An Aussie Rules fooball match in — get this — Australia was interrupted by a streaker who inadvertently knocked himself out in the middle of the field. That’s odd, usually streakers seem like such bright people.
According to witnesses, he ran to the centre half back position where he did a “funny” jump – but landed heavily on this head and was “out cold”.
Volunteers at the ground attended to him and several minutes later he was carried from the oval on a stretcher.
The report says that Streaky Pete is recovering, which I take to mean he woke up naked in the hospital. Take it from me, waking up in a hospital is no fun at all.
Wait, did I say hospital? Because I meant jail. Naked, jailed, and semiconscious is no way to live life. Ask my girlfriend.
(thanks to Vince for the story; VIDEO after the jump)


Streaking Pete?
He streaks for nickles.
I gave him a quarter….he will be streaking for hours.
“did I say hospital? Because I meant jail.”

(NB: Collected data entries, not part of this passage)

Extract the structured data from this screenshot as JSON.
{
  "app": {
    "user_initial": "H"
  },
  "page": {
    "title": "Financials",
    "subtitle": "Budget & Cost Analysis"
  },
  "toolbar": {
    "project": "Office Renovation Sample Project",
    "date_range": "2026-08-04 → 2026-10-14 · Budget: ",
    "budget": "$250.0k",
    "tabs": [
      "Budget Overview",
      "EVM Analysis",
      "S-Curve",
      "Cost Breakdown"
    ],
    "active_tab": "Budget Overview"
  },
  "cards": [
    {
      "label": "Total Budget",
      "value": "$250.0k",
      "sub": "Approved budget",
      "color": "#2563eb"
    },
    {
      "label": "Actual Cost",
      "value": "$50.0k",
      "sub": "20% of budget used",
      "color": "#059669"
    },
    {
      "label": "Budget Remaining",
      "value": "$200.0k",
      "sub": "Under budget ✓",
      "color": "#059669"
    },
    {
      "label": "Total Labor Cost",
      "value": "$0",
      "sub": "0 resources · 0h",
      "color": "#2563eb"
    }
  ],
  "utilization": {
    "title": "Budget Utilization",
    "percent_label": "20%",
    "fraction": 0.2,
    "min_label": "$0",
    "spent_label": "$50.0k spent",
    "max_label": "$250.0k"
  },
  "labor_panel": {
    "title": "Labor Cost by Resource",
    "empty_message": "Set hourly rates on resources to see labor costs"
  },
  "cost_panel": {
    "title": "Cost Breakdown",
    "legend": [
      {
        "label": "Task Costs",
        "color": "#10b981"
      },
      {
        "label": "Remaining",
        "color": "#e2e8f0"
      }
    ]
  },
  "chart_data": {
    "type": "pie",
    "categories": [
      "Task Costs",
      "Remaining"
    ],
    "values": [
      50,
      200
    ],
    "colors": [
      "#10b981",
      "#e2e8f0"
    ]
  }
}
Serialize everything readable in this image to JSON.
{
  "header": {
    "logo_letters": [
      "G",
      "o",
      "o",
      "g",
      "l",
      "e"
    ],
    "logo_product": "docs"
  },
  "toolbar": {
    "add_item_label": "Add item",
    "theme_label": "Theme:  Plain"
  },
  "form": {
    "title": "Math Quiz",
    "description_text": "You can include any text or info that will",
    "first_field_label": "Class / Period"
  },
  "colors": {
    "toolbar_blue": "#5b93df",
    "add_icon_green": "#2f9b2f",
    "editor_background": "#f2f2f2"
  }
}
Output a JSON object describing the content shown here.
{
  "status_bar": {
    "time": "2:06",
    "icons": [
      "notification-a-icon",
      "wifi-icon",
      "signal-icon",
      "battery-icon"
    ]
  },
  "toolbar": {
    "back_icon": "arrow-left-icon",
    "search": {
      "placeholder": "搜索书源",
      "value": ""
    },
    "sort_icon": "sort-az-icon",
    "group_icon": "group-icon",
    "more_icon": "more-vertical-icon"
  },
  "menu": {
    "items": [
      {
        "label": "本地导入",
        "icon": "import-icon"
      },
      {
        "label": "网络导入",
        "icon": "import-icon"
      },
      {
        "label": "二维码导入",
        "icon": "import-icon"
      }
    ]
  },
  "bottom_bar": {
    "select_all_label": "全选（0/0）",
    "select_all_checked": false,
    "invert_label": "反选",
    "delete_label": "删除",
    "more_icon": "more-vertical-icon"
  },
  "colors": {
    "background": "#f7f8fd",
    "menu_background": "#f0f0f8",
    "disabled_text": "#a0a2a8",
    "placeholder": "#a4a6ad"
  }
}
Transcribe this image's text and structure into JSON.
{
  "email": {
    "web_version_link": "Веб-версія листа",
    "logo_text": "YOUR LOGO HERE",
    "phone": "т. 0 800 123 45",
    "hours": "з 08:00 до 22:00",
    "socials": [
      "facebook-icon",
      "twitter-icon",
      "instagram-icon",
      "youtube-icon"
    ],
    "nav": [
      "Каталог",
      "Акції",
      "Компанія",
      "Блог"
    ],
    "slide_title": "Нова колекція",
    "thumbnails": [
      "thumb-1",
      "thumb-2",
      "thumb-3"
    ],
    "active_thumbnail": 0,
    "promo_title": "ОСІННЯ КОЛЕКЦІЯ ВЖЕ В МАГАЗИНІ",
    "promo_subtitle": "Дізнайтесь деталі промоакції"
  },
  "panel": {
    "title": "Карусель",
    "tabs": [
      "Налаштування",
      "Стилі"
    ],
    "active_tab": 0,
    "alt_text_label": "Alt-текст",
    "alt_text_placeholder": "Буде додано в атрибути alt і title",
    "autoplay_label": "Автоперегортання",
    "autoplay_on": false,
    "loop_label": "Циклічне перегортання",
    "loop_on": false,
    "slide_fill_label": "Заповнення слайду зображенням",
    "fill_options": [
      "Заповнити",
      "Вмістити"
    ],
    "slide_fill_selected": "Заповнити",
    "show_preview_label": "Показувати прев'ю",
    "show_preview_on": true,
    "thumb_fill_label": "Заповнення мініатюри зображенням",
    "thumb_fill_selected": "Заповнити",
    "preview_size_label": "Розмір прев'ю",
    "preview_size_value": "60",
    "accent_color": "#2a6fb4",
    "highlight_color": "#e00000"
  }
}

Even worse: the hospital in jail.
Stupid bleeding sphincter.
The only way this story could’ve been better is if a kangaroo or wallaby had violated him at midfield while unconscious. Like in my wet dream last night.
Dead? I’ll tell you what’s dead..Vaudeville.
Getting knocked unconcious causes boners.
When it comes to half time entertainment, we get Janet Jackson, they get Streaky Pete… {makes weighing motion with hands}
Now you understand why the Stinky side of the family has nothing at all to do with them.